RFK Jr. details how Mike Tyson wound up in a Super Bowl ad talking about junk food addiction
Health and Human Services Secretary called the ad ‘the most important message in Super Bowl history’
Health and Human Services Secretary Robert F. Kennedy Jr. praised boxing legend Mike Tyson on Sunday for appearing in an emotional Super Bowl ad that discussed his junk-food addiction and promoted healthy eating.
“It’s an extraordinarily powerful ad,” Kennedy told The Sunday Briefing on Fox News. “I think it’s the most important ad in Super Bowl history.”
The official said junk foods are a form of “spiritual warfare” on Americans that has caused “ruinous” effects for the nation’s health.
Kennedy said that Tyson was originally given a script for the ad, but quickly began sharing his own personal experiences with food.
In the clip, shared Friday, Tyson talks about his sister’s death due to obesity-related complications and his own past addiction to junk food.

“I was so fat and nasty, I would eat anything,” Tyson says in the black-and-white ad, which features the boxer eating fresh fruit and speaking directly to the camera. “I was like 345 pounds.”

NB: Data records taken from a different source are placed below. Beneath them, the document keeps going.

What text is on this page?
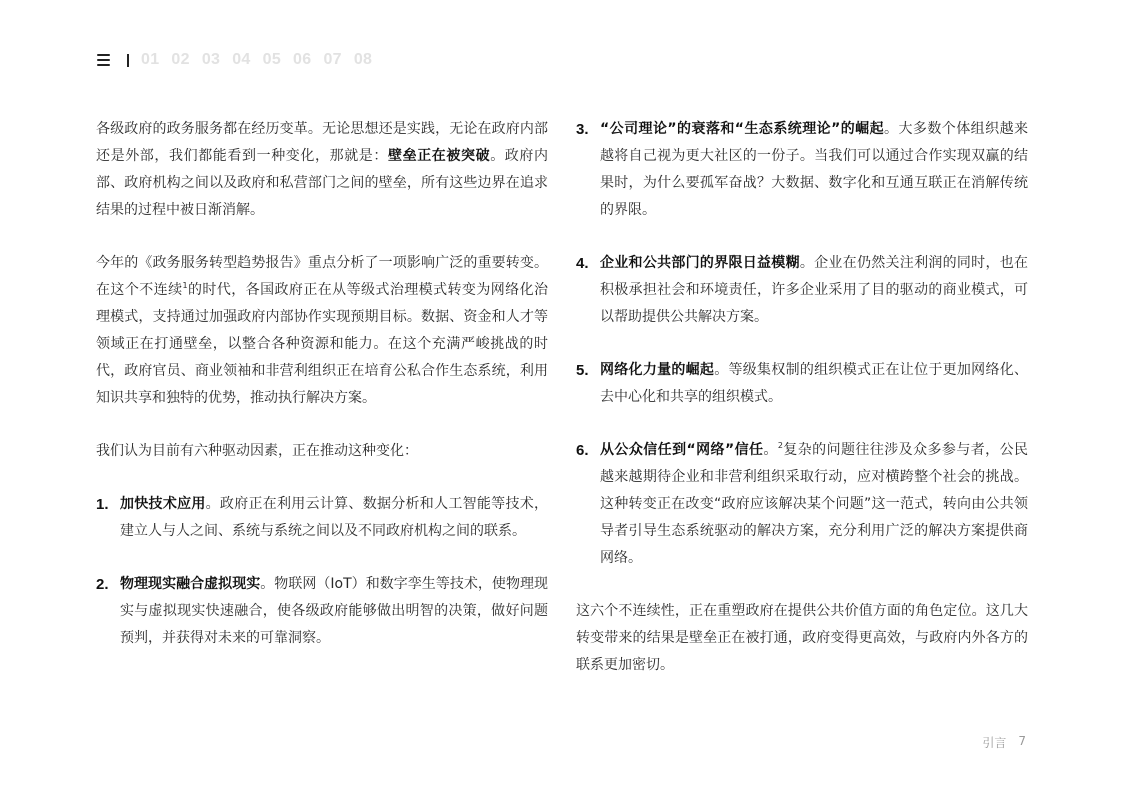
01 02 03 04 05 06 07 08

各级政府的政务服务都在经历变革。无论思想还是实践，无论在政府内部还是外部，我们都能看到一种变化，那就是：壁垒正在被突破。政府内部、政府机构之间以及政府和私营部门之间的壁垒，所有这些边界在追求结果的过程中被日渐消解。

今年的《政务服务转型趋势报告》重点分析了一项影响广泛的重要转变。在这个不连续$^1$的时代，各国政府正在从等级式治理模式转变为网络化治理模式，支持通过加强政府内部协作实现预期目标。数据、资金和人才等领域正在打通壁垒，以整合各种资源和能力。在这个充满严峻挑战的时代，政府官员、商业领袖和非营利组织正在培育公私合作生态系统，利用知识共享和独特的优势，推动执行解决方案。

我们认为目前有六种驱动因素，正在推动这种变化：

1. 加快技术应用。政府正在利用云计算、数据分析和人工智能等技术，建立人与人之间、系统与系统之间以及不同政府机构之间的联系。
2. 物理现实融合虚拟现实。物联网（IoT）和数字孪生等技术，使物理现实与虚拟现实快速融合，使各级政府能够做出明智的决策，做好问题预判，并获得对未来的可靠洞察。
3. “公司理论”的衰落和“生态系统理论”的崛起。大多数个体组织越来越将自己视为更大社区的一份子。当我们可以通过合作实现双赢的结果时，为什么要孤军奋战？大数据、数字化和互通互联正在消解传统的界限。
4. 企业和公共部门的界限日益模糊。企业在仍然关注利润的同时，也在积极承担社会和环境责任，许多企业采用了目的驱动的商业模式，可以帮助提供公共解决方案。
5. 网络化力量的崛起。等级集权制的组织模式正在让位于更加网络化、去中心化和共享的组织模式。
6. 从公众信任到“网络”信任。$^2$复杂的问题往往涉及众多参与者，公民越来越期待企业和非营利组织采取行动，应对横跨整个社会的挑战。这种转变正在改变“政府应该解决某个问题”这一范式，转向由公共领导者引导生态系统驱动的解决方案，充分利用广泛的解决方案提供商网络。

这六个不连续性，正在重塑政府在提供公共价值方面的角色定位。这几大转变带来的结果是壁垒正在被打通，政府变得更高效，与政府内外各方的联系更加密切。

引言 7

“Something has to be done about processed food in this country,” he adds. The video directs viewers to RealFood.gov, the Trump administration’s new website featuring its revised healthy eating guidelines, which emphasize cutting out processed foods.
The ad is sponsored by MAHA Center Inc., a governmental advocacy group aligned with Kennedy.
The group is led by Tony Lyons, a Kennedy ally who also heads an MAHA fundraising group.
Lindsey Smith Taillie, an associate professor of nutrition at the University of North Carolina Gillings School of Global Public Health, told The New York Times the ad’s emphasis on shame might be counterproductive.

“It certainly isn’t an effective strategy for promoting better eating, individual shame,” she said.
Experts have praised the administration’s efforts around promoting whole foods, though they have expressed reservations about its new food pyramid, which emphasizes cutting out processed foods and features an inverted pyramid shape with meat, cheese, and dairy in a prominent position.
“What first stood out to me is the new inverted pyramid, where meat, butter and whole milk were given really striking prominence,” Susan Mayne, professor of epidemiology at the Yale School of Public Health, said in a recent interview with a university website. “Protein is emphasized but not plant-based proteins such as beans.”
“This pyramid conveys a shaky foundation, which is ironically consistent with some of the underlying science,” she added.